News and Opinion from Sisters, Oregon
During recent discussions about the potential expansion of Sisters’ urban growth boundary (UGB), Sisters City Councilor Andrea Blum noted that she hears from constituents who think Sisters has hit a “sweet spot” and should just stay the way it is.
It’s an understandable sentiment. We probably all have an idea of Sisters’ “sweet spot,” a point at which our community is or was “just right” and didn’t need to change. I tend to think that Sisters’ “sweet spot” came right around 2004. The city’s population was 1,183, about a third of what it is now. Sisters had most of the amenities needed to make life comfortable and interesting — plenty of events and activities, restaurants, a movie theater… The woods and trails were uncrowded. Schools were strong, though they did tend to struggle with budgets.
But, then again, some of my favorite people in the world had not yet moved here in 2004, and my life is so much richer for having them in it… So maybe the “sweet spot” wasn’t exactly perfect.
That’s the problem with “sweet spots”: they’re illusory. And subjective. I’m guessing that there are plenty of folks in Sisters who would set their sweet spot way earlier than mine, and would just as soon not have any of the stuff that has come along in the past two or three decades.
And, as Councilor Jennifer Lutz pointed out recently, what might constitute a sweet spot for you or me isn’t that for others. There are a whole lot of folks who can’t even hope to find a sweet spot in a median home price of $750,000. I have friends who have lived here for many years who can’t afford to live here anymore. The sweet spot’s gone sour on them.

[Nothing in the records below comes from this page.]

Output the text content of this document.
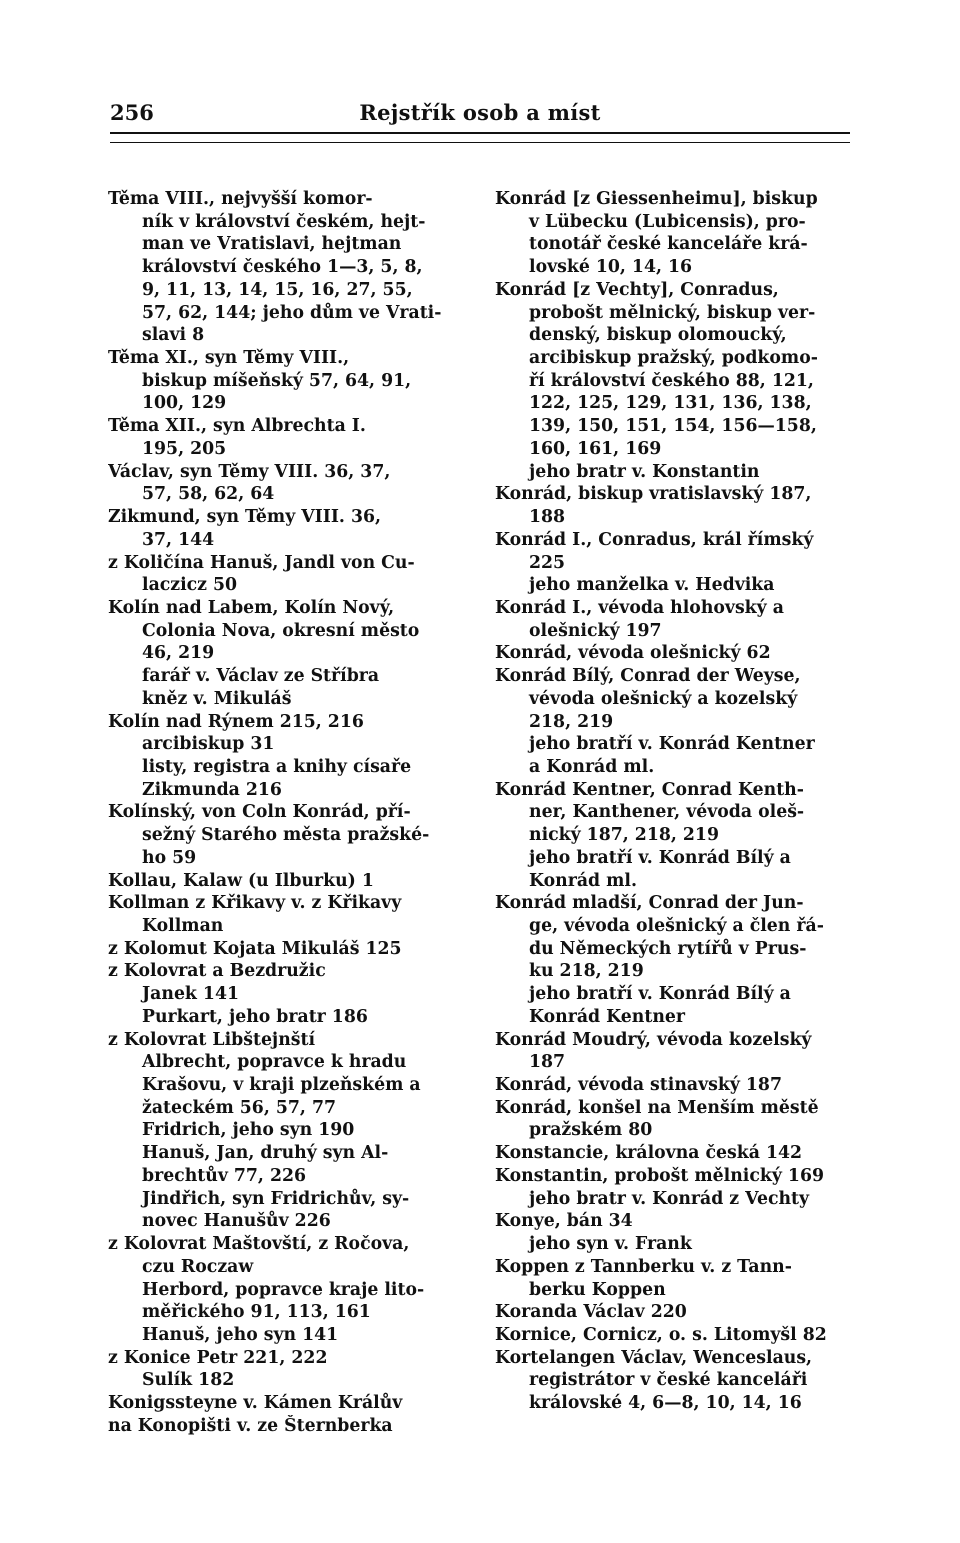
256	Rejstřík osob a míst
Těma VIII., nejvyšší komor-
ník v království českém, hejt-
man ve Vratislavi, hejtman
království českého 1—3, 5, 8,
9, 11, 13, 14, 15, 16, 27, 55,
57, 62, 144; jeho dům ve Vrati-
slavi 8
Těma XI., syn Těmy VIII.,
biskup míšeňský 57, 64, 91,
100, 129
Těma XII., syn Albrechta I.
195, 205
Václav, syn Těmy VIII. 36, 37,
57, 58, 62, 64
Zikmund, syn Těmy VIII. 36,
37, 144
z Količína Hanuš, Jandl von Cu-
laczicz 50
Kolín nad Labem, Kolín Nový,
Colonia Nova, okresní město
46, 219
farář v. Václav ze Stříbra
kněz v. Mikuláš
Kolín nad Rýnem 215, 216
arcibiskup 31
listy, registra a knihy císaře
Zikmunda 216
Kolínský, von Coln Konrád, pří-
sežný Starého města pražské-
ho 59
Kollau, Kalaw (u Ilburku) 1
Kollman z Křikavy v. z Křikavy
Kollman
z Kolomut Kojata Mikuláš 125
z Kolovrat a Bezdružic
Janek 141
Purkart, jeho bratr 186
z Kolovrat Libštejnští
Albrecht, popravce k hradu
Krašovu, v kraji plzeňském a
žateckém 56, 57, 77
Fridrich, jeho syn 190
Hanuš, Jan, druhý syn Al-
brechtův 77, 226
Jindřich, syn Fridrichův, sy-
novec Hanušův 226
z Kolovrat Maštovští, z Ročova,
czu Roczaw
Herbord, popravce kraje lito-
měřického 91, 113, 161
Hanuš, jeho syn 141
z Konice Petr 221, 222
Sulík 182
Konigssteyne v. Kámen Králův
na Konopišti v. ze Šternberka
Konrád [z Giessenheimu], biskup
v Lübecku (Lubicensis), pro-
tonotář české kanceláře krá-
lovské 10, 14, 16
Konrád [z Vechty], Conradus,
probošt mělnický, biskup ver-
denský, biskup olomoucký,
arcibiskup pražský, podkomo-
ří království českého 88, 121,
122, 125, 129, 131, 136, 138,
139, 150, 151, 154, 156—158,
160, 161, 169
jeho bratr v. Konstantin
Konrád, biskup vratislavský 187,
188
Konrád I., Conradus, král římský
225
jeho manželka v. Hedvika
Konrád I., vévoda hlohovský a
olešnický 197
Konrád, vévoda olešnický 62
Konrád Bílý, Conrad der Weyse,
vévoda olešnický a kozelský
218, 219
jeho bratří v. Konrád Kentner
a Konrád ml.
Konrád Kentner, Conrad Kenth-
ner, Kanthener, vévoda oleš-
nický 187, 218, 219
jeho bratří v. Konrád Bílý a
Konrád ml.
Konrád mladší, Conrad der Jun-
ge, vévoda olešnický a člen řá-
du Německých rytířů v Prus-
ku 218, 219
jeho bratří v. Konrád Bílý a
Konrád Kentner
Konrád Moudrý, vévoda kozelský
187
Konrád, vévoda stinavský 187
Konrád, konšel na Menším městě
pražském 80
Konstancie, královna česká 142
Konstantin, probošt mělnický 169
jeho bratr v. Konrád z Vechty
Konye, bán 34
jeho syn v. Frank
Koppen z Tannberku v. z Tann-
berku Koppen
Koranda Václav 220
Kornice, Cornicz, o. s. Litomyšl 82
Kortelangen Václav, Wenceslaus,
registrátor v české kanceláři
královské 4, 6—8, 10, 14, 16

Part of the illusion of a sweet spot is that you can stay there. Nothing stands still. Even if Sisters were to stop growing, it would still change. And very likely not for the better. That median home price will continue to go up; Sisters will become a more and more exclusive community. That may sound just fine to some folks, but I’d argue against it. Restaurants and shops already struggle to find staff; if working folks are priced out, the vibrant downtown core will be hollowed out.
It’s hard to have a vibrant arts and music scene in a town where artists and musicians can’t afford to live. And if young families can’t afford to live here, and teachers can’t make a go of it, the schools that are so central to Sisters’ sense of itself will suffer.
There are real and legitimate concerns about growth. Can Sisters remain a neighborly small town when it’s got twice the population it has now? We’ve done a remarkable job staying neighborly in the 30 years I’ve been here, as the population climbed from 750 to 1,100, to now about 3,400. But there’s surely a tipping point, right? Can Sisters accommodate the projected population of 7,400 in 2043 and truly remain Sisters?
There are no easy answers to the questions posed by the pressures of abiding in a place where so many people dream of living. There are consequences – intended and unintended — to any course of action or inaction. From what I’ve seen, City staff and Sisters’ elected and appointed officials are acutely aware that there are no simple fixes, and that they don’t have pat answers.
The City promises a robust public process in determining what an urban growth expansion will look like, and what it might mean for Sisters. They will certainly need the help and collective wisdom of a public that has the long-term interests of the community at heart. Because Sisters is facing tricky dilemmas that get trickier with every passing year — and the one thing nobody can do is stop time.